Tony Grayling, associate director of think-tank the Institute for Public Policy Research, said Labour's transport strategy had been dogged by reorganisations and reshuffles.
Writing in Political Quarterly magazine, Grayling says: 'Although the first progress report published in December 2002 claimed a good start, to all intents and purposes the current 10-year transport plan is dead. Its key target to cut road traffic congestion has been abandoned.
'Instead, traffic congestion is now forecast to increase and carbon dioxide emissions from road transport to grow.'
He added: 'The disintegration of transport policy can be traced in departmental reorganisations and cabinet reshuffles.'
A total of eight ministers have held the brief since 1997 – John Prescott, Gavin Strang, John Reid, Helen Liddell, Gus Macdonald, Stephen Byers, John Spellar and now Alistair Darling.

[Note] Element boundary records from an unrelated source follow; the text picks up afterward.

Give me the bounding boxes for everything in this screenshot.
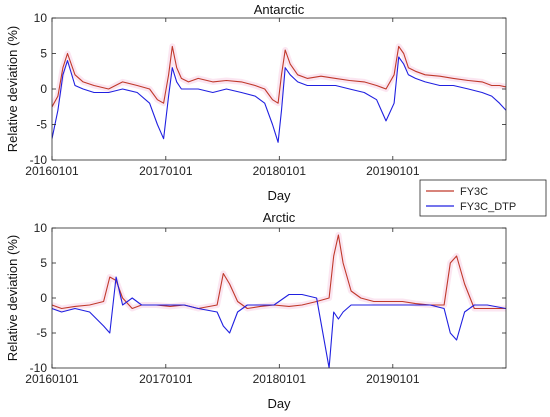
y-tick-label: -10 [30, 361, 48, 375]
series-line-fy3c-dtp [52, 276, 506, 368]
y-axis-label: Relative deviation (%) [5, 26, 20, 152]
chart-title: Arctic [263, 210, 296, 225]
y-tick-label: -5 [36, 326, 47, 340]
x-tick-label: 20170101 [139, 372, 193, 386]
chart-panel-arctic: -10 -5 0 5 10 20160101 20170101 20180101 2019010… [5, 179, 547, 411]
legend-entry: FY3C_DTP [460, 201, 516, 213]
y-tick-label: 0 [40, 82, 47, 96]
legend-entry: FY3C [460, 186, 488, 198]
series-line-fy3c-dtp [52, 56, 506, 143]
series-line-fy3c [52, 45, 506, 108]
x-tick-label: 20170101 [139, 164, 193, 178]
y-axis-label: Relative deviation (%) [5, 235, 20, 361]
y-tick-label: 0 [40, 291, 47, 305]
y-tick-label: 10 [34, 221, 48, 235]
x-axis-label: Day [267, 396, 291, 411]
x-tick-label: 20190101 [366, 164, 420, 178]
x-tick-label: 20160101 [25, 164, 79, 178]
y-tick-label: -10 [30, 153, 48, 167]
y-tick-label: 5 [40, 256, 47, 270]
series-line-fy3c [52, 234, 506, 310]
x-tick-label: 20160101 [25, 372, 79, 386]
x-tick-label: 20190101 [366, 372, 420, 386]
y-tick-label: -5 [36, 118, 47, 132]
chart-title: Antarctic [254, 2, 305, 17]
chart-panel-antarctic: -10 -5 0 5 10 20160101 20170101 20180101 2019010… [5, 2, 507, 203]
legend-box [419, 179, 547, 217]
x-tick-label: 20180101 [253, 164, 307, 178]
x-axis-label: Day [267, 188, 291, 203]
chart-legend: FY3C FY3C_DTP [419, 179, 547, 217]
x-tick-label: 20180101 [253, 372, 307, 386]
y-tick-label: 5 [40, 47, 47, 61]
y-tick-label: 10 [34, 11, 48, 25]
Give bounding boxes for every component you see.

Last year, two major industry bodies warned the Government that it would fail to deliver the key objectives of its 10-year Transport Plan and will not reduce congestion by its claimed margin, dealing a blow to business in the process (Fleet NewsNet, July 10, 2003).
The Commission for Integrated Transport (CfIT) and the Confederation of British Industry (CBI) both published highly critical annual reports on the progress of the plan, with the CBI claiming that businesses will get no 'meaningful benefit' from the schemes to improve the UK's transport network.

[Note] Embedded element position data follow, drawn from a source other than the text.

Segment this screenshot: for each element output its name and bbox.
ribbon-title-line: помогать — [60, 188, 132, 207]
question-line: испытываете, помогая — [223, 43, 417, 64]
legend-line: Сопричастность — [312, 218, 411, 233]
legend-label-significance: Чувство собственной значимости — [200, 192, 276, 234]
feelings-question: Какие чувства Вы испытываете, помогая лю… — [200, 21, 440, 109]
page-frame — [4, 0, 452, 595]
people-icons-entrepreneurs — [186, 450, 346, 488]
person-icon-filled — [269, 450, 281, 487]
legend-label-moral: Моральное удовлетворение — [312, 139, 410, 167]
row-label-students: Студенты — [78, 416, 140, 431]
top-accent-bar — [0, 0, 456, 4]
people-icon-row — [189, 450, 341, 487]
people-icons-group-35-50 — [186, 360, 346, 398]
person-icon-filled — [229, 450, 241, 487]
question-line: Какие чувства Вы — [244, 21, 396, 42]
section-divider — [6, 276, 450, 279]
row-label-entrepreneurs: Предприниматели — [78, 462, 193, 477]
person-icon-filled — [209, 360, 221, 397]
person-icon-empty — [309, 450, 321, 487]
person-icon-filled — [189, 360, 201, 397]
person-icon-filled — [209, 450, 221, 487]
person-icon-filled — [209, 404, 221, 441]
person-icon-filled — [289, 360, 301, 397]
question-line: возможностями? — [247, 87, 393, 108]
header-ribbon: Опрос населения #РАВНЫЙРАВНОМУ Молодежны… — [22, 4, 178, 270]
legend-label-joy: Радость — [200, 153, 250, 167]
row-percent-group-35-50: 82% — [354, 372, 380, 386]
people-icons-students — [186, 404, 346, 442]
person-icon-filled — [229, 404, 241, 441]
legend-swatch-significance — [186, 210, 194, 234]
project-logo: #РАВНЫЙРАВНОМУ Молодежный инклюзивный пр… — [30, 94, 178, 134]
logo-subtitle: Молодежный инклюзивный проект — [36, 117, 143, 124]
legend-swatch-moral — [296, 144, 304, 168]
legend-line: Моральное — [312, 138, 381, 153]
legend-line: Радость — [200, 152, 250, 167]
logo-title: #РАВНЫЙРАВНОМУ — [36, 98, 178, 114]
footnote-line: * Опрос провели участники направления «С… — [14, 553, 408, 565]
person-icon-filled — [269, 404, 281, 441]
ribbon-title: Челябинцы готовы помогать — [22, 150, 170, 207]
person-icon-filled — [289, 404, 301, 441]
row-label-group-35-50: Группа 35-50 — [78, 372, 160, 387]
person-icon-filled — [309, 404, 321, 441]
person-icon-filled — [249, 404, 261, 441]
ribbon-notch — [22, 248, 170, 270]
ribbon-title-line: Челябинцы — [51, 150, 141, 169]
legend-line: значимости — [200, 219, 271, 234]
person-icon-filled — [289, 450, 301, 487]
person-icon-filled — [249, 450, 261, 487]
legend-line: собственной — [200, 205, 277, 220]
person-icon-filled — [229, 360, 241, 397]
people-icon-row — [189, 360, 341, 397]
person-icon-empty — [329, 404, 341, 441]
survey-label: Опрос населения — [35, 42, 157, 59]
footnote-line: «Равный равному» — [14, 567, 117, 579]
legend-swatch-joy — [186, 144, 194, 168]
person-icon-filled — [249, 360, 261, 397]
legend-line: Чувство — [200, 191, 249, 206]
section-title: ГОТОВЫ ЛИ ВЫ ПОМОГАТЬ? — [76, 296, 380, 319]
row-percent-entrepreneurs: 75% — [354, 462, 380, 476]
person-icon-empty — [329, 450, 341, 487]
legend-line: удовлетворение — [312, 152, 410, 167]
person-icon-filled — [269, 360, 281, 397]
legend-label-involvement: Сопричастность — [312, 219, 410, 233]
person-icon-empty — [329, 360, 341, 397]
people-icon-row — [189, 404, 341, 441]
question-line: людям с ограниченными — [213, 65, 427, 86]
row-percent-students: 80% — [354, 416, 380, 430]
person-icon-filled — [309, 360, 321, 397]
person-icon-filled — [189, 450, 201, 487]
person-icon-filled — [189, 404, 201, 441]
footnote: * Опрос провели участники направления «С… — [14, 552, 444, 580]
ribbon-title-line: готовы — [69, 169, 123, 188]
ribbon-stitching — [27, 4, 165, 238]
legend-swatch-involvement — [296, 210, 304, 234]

It said: 'Business is very concerned at the slow progress over the last year towards the plan's original aim of delivering a transport system to rival the best in Europe. While there have been some improvements and a number of positive announcements, much more needs to be done.'
The CBI said it also believed that the plan is so far behind its aims that congestion will not be cut by 6% by 2010 and business will feel the full impact.